The show must go on. It’s a well-known adage. But on Thursday, local actors and crew at the Guild ignored it and cancelled a performance of…

The show must go on.

It’s a well-known adage.

But on Thursday, local actors and crew at the Guild ignored it and cancelled a performance of Problem Child after giving the seven-person audience a choice.

“They said they were happy to put it on,” said arts enthusiast Catherine Veale, who was one of the audience members.

“And they were generous about offering us another night — it was no problem at all.”

But there could have been people there who’d driven in from Haines Junction or something, said Problem Child actor George Maratos.

“Not everyone could come back. I had a friend there and this was the only night he could see it.”

In hindsight, the cast was disappointed it happened, said Maratos.

It is certainly not Guild policy, said artistic director Eric Epstein, who was shocked when he heard about the cancellation.

“It’s not necessarily written, but it follows theatre tradition — the actors are expected to go on,” he said.

But Epstein is sympathetic.

“When you get small audiences, morale can start to slip,” he said.

“But we have an obligation to everyone on the team and the audience.”

The production’s producer, director and Epstein were all absent the night the play didn’t run.

“And I’m sorry I wasn’t phoned,” said Epstein, who was attending another performance.

“It definitely won’t happen again.”

The actors are volunteers, he added.

“But they take on a huge responsibility when they commit to do a show.”

“I was pretty affected by (the cancellation),” said Maratos.

“We don’t get paid, we do it ‘cause we love it.

“Usually we only do 12 shows, and I wanted to do even more.”

Problem Child was already having a troubling run.

This month, the Guild staged two one-act plays by George F. Walker, Problem Child and Criminal Genius, both set in the seedy Suburban Motel.
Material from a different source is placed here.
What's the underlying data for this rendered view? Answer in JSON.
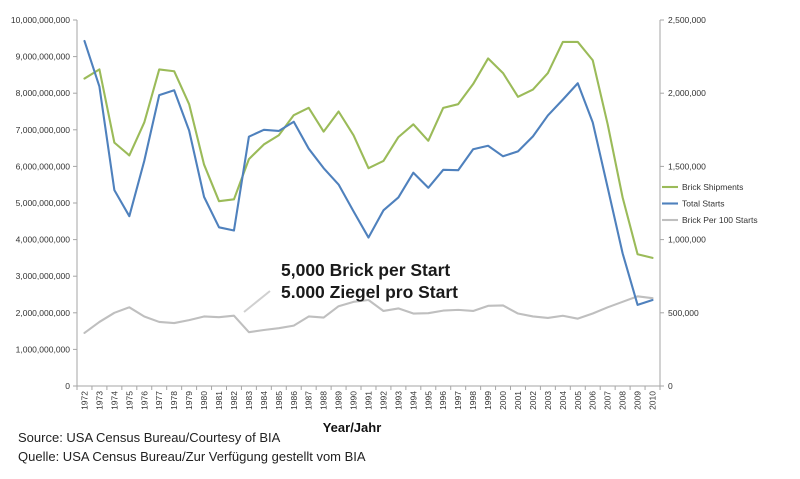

But after successful opening night performances, one of the actors in Criminal Genius fell ill, and Problem Child had to run on its own.
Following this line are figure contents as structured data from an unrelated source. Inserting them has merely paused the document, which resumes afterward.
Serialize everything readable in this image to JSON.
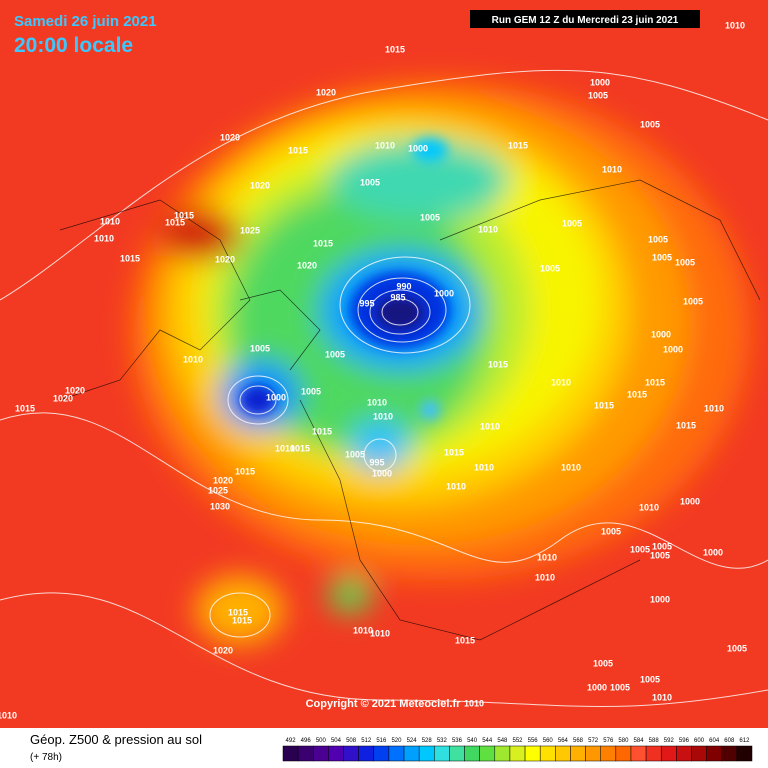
{
  "header": {
    "date": "Samedi 26 juin 2021",
    "time": "20:00 locale",
    "run": "Run GEM 12 Z du Mercredi 23 juin 2021"
  },
  "map": {
    "pressure_labels": [
      1015,
      1020,
      1000,
      1005,
      1020,
      1015,
      1010,
      1000,
      1015,
      1005,
      1005,
      1020,
      1010,
      1015,
      1015,
      1010,
      1010,
      1025,
      1005,
      1010,
      1005,
      1005,
      1015,
      1020,
      1015,
      1020,
      1005,
      1005,
      1005,
      990,
      1000,
      985,
      995,
      1005,
      1000,
      1005,
      1005,
      1000,
      1010,
      1015,
      1010,
      1015,
      1015,
      1020,
      1020,
      1015,
      1000,
      1005,
      1010,
      1010,
      1015,
      1010,
      1015,
      1010,
      1015,
      1010,
      1015,
      1005,
      995,
      1015,
      1000,
      1010,
      1010,
      1010,
      1015,
      1020,
      1025,
      1030,
      1000,
      1010,
      1005,
      1005,
      1005,
      1005,
      1000,
      1010,
      1010,
      1015,
      1015,
      1000,
      1010,
      1010,
      1015,
      1020,
      1005,
      1005,
      1005,
      1000,
      1005,
      1010,
      1010,
      1010,
      1010
    ],
    "copyright": "Copyright © 2021 Meteociel.fr"
  },
  "footer": {
    "title": "Géop. Z500 & pression au sol",
    "lead": "(+ 78h)",
    "scale": [
      492,
      496,
      500,
      504,
      508,
      512,
      516,
      520,
      524,
      528,
      532,
      536,
      540,
      544,
      548,
      552,
      556,
      560,
      564,
      568,
      572,
      576,
      580,
      584,
      588,
      592,
      596,
      600,
      604,
      608,
      612
    ]
  }
}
The loss of the second play is going to hurt the Guild, said Epstein.

“We’ve had people get sick before, but usually we find a substitute.”

After missing four shows, Criminal Genius is running again, but box office numbers were compromised by the cancellations.

“We budget for a certain amount of box office sales and we’re probably not going to make it,” said Epstein.

For the single bill, the Guild charged two-thirds of the full ticket price, $12 instead of the original $18.

They also gave ticket holders a coupon offering 50 per cent off any upcoming performance.

The Guild couldn’t afford to just charge half-price for the single bill, and Epstein didn’t think it was necessary.

“It is a full evening of theatre, and if we’d put it on and charged $20, or $18, it wouldn’t have been outrageous,” he said.

“It’s hurting us in the bottom line, and we feel we’re giving good value at that money.”

Actors in the community have been working on Criminal Genius for more than four years, said Epstein.

And eventually, with help from the territory’s Arts Fund, they were able to stage the Open Door/Guild co-production.

Both shows run Wednesday through Saturday at the Guild Hall. Performances begin at 8 p.m.

A performance of Criminal Genius will also be staged as a single-bill Sunday at 8 p.m.